Os moradores de Nova York hostis às charretes do Central Park contam com a aprovação de uma proposta de lei utilizando o argumento da crueldade contra os animais para suprimir esta famosa atração turística da cidade.

Um debate público sobre esta proposta reuniu centenas de pessoas sexta-feira passada na prefeitura de Nova York.

Uma votação sobre o projeto não está na ordem do dia, e os especialistas o consideram fadado ao fracasso, uma vez que o prefeito da cidade, Michael Bloomberg, já se disse contrário à ideia. Entretanto, o tema divide os nova-iorquinos há anos.

Sexta-feira, defensores dos animais e partidários das charretes protagonizaram uma acalorada discussão diante da prefeitura.

"Parem de machucar esses pobres animais cansados", clamou Michael McGraw, da associação de defesa dos animais Peta, ao lado de outros militantes erguendo cartazes com fotos de cavalos e slogans do tipo: "Devolvam-me minha liberdade".

"Isso é absurdo, não faz o menor sentido", respondeu, furioso, Frank Rodden, que dirige uma charrete no Central Park há 22 anos.

"Essas pessoas não sabem do que estão falando. O contato mais próximo que têm com os cavalos é quando protestam contra nós", insurgiu-se o condutor.

Os turistas que pagam 40 dólares por uma hora de passeio de charrete no Central Park estão totalmente alheios à polêmica.

Os 150 a 200 cavalos que trotam no parque mais famoso de Nova York são regularmente examinados por uma equipe de inspetores, e a morte de um deles não passa despercebida. Três cavalos perderam a vida em diversos acidentes em 2006 e 2007, inspirando ao respeitado jornal New York Times o seguinte título: "Morte deselegante de um cavalo de charrete do Central Park".

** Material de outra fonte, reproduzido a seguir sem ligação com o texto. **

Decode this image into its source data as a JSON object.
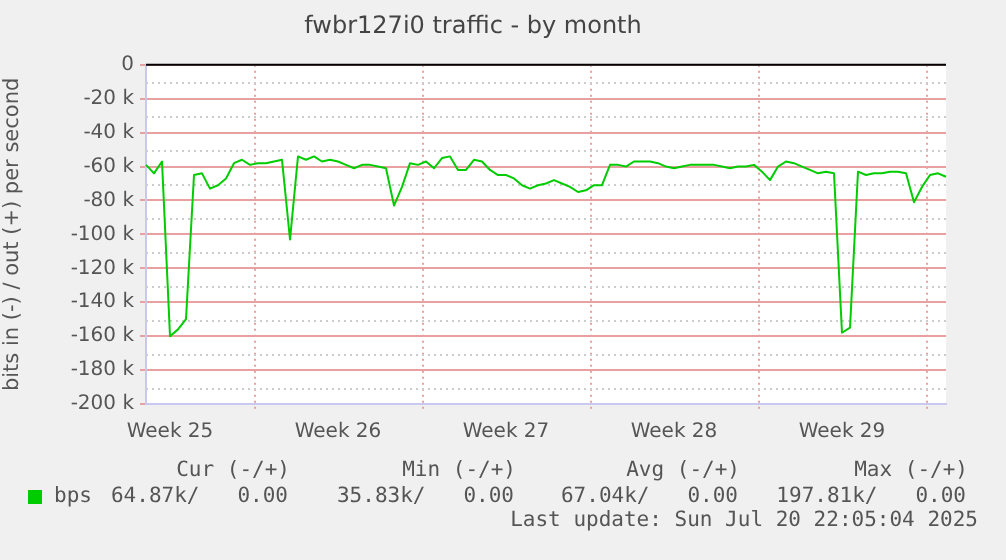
{
  "chart_data": {
    "type": "line",
    "title": "fwbr127i0 traffic - by month",
    "ylabel": "bits in (-) / out (+) per second",
    "categories": [
      null,
      null,
      null,
      "Week 25",
      null,
      null,
      null,
      null,
      null,
      null,
      null,
      null,
      null,
      null,
      null,
      null,
      null,
      null,
      null,
      null,
      null,
      null,
      null,
      null,
      "Week 26",
      null,
      null,
      null,
      null,
      null,
      null,
      null,
      null,
      null,
      null,
      null,
      null,
      null,
      null,
      null,
      null,
      null,
      null,
      null,
      null,
      "Week 27",
      null,
      null,
      null,
      null,
      null,
      null,
      null,
      null,
      null,
      null,
      null,
      null,
      null,
      null,
      null,
      null,
      null,
      null,
      null,
      null,
      "Week 28",
      null,
      null,
      null,
      null,
      null,
      null,
      null,
      null,
      null,
      null,
      null,
      null,
      null,
      null,
      null,
      null,
      null,
      null,
      null,
      null,
      "Week 29",
      null,
      null,
      null,
      null,
      null,
      null,
      null,
      null,
      null,
      null,
      null,
      null,
      null
    ],
    "series": [
      {
        "name": "bps",
        "color": "#00cc00",
        "values": [
          -59000,
          -64000,
          -57000,
          -160000,
          -156000,
          -150000,
          -65000,
          -64000,
          -73000,
          -71000,
          -67000,
          -58000,
          -56000,
          -59000,
          -58000,
          -58000,
          -57000,
          -56000,
          -103000,
          -54000,
          -56000,
          -54000,
          -57000,
          -56000,
          -57000,
          -59000,
          -61000,
          -59000,
          -59000,
          -60000,
          -61000,
          -83000,
          -72000,
          -58000,
          -59000,
          -57000,
          -61000,
          -55000,
          -54000,
          -62000,
          -62000,
          -56000,
          -57000,
          -62000,
          -65000,
          -65000,
          -67000,
          -71000,
          -73000,
          -71000,
          -70000,
          -68000,
          -70000,
          -72000,
          -75000,
          -74000,
          -71000,
          -71000,
          -59000,
          -59000,
          -60000,
          -57000,
          -57000,
          -57000,
          -58000,
          -60000,
          -61000,
          -60000,
          -59000,
          -59000,
          -59000,
          -59000,
          -60000,
          -61000,
          -60000,
          -60000,
          -59000,
          -63000,
          -68000,
          -60000,
          -57000,
          -58000,
          -60000,
          -62000,
          -64000,
          -63000,
          -64000,
          -158000,
          -155000,
          -63000,
          -65000,
          -64000,
          -64000,
          -63000,
          -63000,
          -64000,
          -81000,
          -72000,
          -65000,
          -64000,
          -66000
        ]
      }
    ],
    "ylim": [
      -200000,
      0
    ],
    "yticks": [
      {
        "value": -200000,
        "label": "-200 k"
      },
      {
        "value": -180000,
        "label": "-180 k"
      },
      {
        "value": -160000,
        "label": "-160 k"
      },
      {
        "value": -140000,
        "label": "-140 k"
      },
      {
        "value": -120000,
        "label": "-120 k"
      },
      {
        "value": -100000,
        "label": "-100 k"
      },
      {
        "value": -80000,
        "label": "-80 k"
      },
      {
        "value": -60000,
        "label": "-60 k"
      },
      {
        "value": -40000,
        "label": "-40 k"
      },
      {
        "value": -20000,
        "label": "-20 k"
      },
      {
        "value": 0,
        "label": "0"
      }
    ],
    "ref_lines": [
      {
        "axis": "y",
        "value": 0,
        "color": "#000000"
      }
    ],
    "grid": true,
    "legend": "bottom left",
    "marker": "none",
    "line_style": "solid",
    "annotations": [
      "Cur (-/+)",
      "Min (-/+)",
      "Avg (-/+)",
      "Max (-/+)",
      "64.87k/   0.00",
      "35.83k/   0.00",
      "67.04k/   0.00",
      "197.81k/   0.00",
      "Last update: Sun Jul 20 22:05:04 2025"
    ]
  }
}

Tony Avella, o vereador responsável pelo projeto de lei, denunciou sexta-feira uma "indústria que ganha dinheiro às custas dos animais" e considerou que "a idéia romântica de um passeio de charrete em Nova York já não pode mais ser justificada".

Os defensores dos animais afirmam que os cavalos do Central Park, muitas vezes procedentes da comunidade Amish, protestantes que vivem isolados do mundo moderno, ficam assustados na cidade e são obrigados a trabalhar mesmo com temperaturas extremas.

"Os cavalos têm vidas miseráveis. Queremos que eles vivam como cavalos, e não como máquinas", afirmou Edita Birnkrant, da associação Friends of Animals.

No entanto, segundo Rodden e seus colegas, os animais são bem alimentados e trabalham somente alguns meses por ano, sempre sob o controle das autoridades.

O padre franciscano Brian Jordan afirmou ter analisado todos os aspectos da questão e concluído que não há crueldade com estes animais.

"Se houvesse a mínima crueldade, não estaria aqui. Estaria lá, com eles", garantiu, referindo-se aos defensores dos animais.